Xue Qing kam aus der Küche und sah das hässliche Mädchen von draußen hervorlugen. In der Mittelschule, als Xue Qing in das Sportkomiteemitglied der Nachbarklasse verknallt war, hatte sie auch gern durch die Tür gespäht. Jetzt fehlte ihr wohl die Geduld dafür, also machte sie das Mädchen einfach betrunken und ergriff die Initiative. Es war lange her, dass sie so ein reines Gefühl empfunden hatte.
Das Mädchen versperrte Xue Qing den Weg und fragte: „Was hat der Hungrige-Geister-Daoist dir eben in die Handfläche geschrieben?“
„Sojasauce“, antwortete Xue Qing ehrlich.
"Was? Du lügst! Hast du mir vorhin nicht den Rücken zugezwinkert, als du dem Hungrigen Geisterfürsten den Rücken zugewandt hattest?", fragte das Mädchen.
Xue Qing hob hilflos die Hände und sagte: „Verschont mich, ich bin doch nur eine Unbeteiligte.

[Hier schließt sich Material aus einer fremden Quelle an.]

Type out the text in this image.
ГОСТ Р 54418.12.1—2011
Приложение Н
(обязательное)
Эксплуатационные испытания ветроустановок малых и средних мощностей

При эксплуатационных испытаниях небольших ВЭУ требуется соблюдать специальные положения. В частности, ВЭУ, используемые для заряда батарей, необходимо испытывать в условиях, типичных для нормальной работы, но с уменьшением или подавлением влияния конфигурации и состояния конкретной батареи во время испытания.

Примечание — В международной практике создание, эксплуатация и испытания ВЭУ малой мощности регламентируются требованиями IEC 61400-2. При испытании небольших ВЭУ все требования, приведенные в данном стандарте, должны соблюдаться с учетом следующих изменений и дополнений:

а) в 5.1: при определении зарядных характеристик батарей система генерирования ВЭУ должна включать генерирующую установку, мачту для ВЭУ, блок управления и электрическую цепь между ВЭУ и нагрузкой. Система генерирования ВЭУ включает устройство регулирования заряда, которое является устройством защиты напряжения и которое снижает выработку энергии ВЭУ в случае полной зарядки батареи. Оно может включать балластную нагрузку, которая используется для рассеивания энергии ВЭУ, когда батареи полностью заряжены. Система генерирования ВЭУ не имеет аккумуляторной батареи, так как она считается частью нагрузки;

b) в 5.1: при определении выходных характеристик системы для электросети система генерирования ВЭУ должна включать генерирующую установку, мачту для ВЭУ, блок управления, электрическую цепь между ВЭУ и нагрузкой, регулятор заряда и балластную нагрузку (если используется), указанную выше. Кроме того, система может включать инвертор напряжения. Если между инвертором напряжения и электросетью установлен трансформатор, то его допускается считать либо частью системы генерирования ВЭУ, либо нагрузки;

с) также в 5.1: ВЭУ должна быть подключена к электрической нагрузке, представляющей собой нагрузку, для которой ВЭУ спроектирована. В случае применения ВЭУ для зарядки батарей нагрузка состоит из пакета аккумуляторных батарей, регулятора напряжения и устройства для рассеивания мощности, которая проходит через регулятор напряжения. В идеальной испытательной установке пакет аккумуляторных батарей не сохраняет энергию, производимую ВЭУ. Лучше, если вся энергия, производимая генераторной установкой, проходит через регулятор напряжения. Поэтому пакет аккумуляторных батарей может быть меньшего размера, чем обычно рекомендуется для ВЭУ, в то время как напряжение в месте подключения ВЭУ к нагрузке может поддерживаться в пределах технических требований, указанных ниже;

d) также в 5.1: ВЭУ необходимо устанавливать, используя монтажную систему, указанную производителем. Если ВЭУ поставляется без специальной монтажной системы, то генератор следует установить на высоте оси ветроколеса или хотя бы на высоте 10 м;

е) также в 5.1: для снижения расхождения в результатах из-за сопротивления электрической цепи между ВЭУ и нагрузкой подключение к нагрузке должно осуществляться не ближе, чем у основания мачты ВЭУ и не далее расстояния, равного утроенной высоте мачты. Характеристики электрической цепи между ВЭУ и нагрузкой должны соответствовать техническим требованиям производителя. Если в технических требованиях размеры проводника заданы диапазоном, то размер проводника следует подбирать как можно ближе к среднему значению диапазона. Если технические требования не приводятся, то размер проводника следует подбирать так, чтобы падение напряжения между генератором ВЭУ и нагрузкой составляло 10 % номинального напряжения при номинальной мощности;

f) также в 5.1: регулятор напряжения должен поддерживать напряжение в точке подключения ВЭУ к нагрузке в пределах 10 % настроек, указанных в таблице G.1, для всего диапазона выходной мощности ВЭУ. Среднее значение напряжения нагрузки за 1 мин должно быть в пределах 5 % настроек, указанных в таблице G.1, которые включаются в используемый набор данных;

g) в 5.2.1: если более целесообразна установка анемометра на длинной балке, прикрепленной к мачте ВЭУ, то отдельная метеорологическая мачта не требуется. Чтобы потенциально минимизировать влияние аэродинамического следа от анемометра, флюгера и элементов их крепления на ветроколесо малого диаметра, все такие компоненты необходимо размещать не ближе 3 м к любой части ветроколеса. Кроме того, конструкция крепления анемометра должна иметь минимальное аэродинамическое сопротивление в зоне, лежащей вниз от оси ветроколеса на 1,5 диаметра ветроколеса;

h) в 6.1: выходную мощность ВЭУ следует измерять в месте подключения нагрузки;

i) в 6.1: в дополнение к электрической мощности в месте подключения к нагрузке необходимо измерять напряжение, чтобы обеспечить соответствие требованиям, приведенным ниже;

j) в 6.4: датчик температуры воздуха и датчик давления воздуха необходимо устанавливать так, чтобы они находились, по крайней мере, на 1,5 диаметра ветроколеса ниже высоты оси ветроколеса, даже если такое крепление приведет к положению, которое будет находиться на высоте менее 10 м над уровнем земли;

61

Ich habe es endlich geschafft, meinen Liebsten zu bekommen, bitte hört auf, mich zu quälen.“
Alle sagen, dass wiedergeborene Frauen seltsam sind, aber Xue Qing fand das Mädchen vor ihr mit der Knollennase, dem Krötenmund und dem pickeligen Gesicht noch seltsamer als sich selbst. Hastig wollte sie fliehen, doch die hässliche Magd hielt sie auf: „Ich heiße A Chou, wie heißt du?“
„Da Ling“, sagte Xue Qing und ging allein weiter. Ah Chou zerrte an ihrem Ärmel und wurde mehrere Meter mitgeschleift.
Xue Qing spürte, wie ihr Ärmel zu reißen drohte, drehte sich hilflos um, blickte auf die glänzende, knollenförmige Nase und sagte: „Kleine Schwester, was machst du da?“
„Alle anderen finden mich hässlich und reden nicht mit mir, aber du bist die Einzige, die mit mir redet. Ich finde, du bist ein guter Mensch! Könntest du mir einen Gefallen tun?“, sagte Ah Chou gekränkt, doch leider konnte sie mit ihren kleinen grünen Augen keinen tränenreichen, mitleidigen Blick vortäuschen.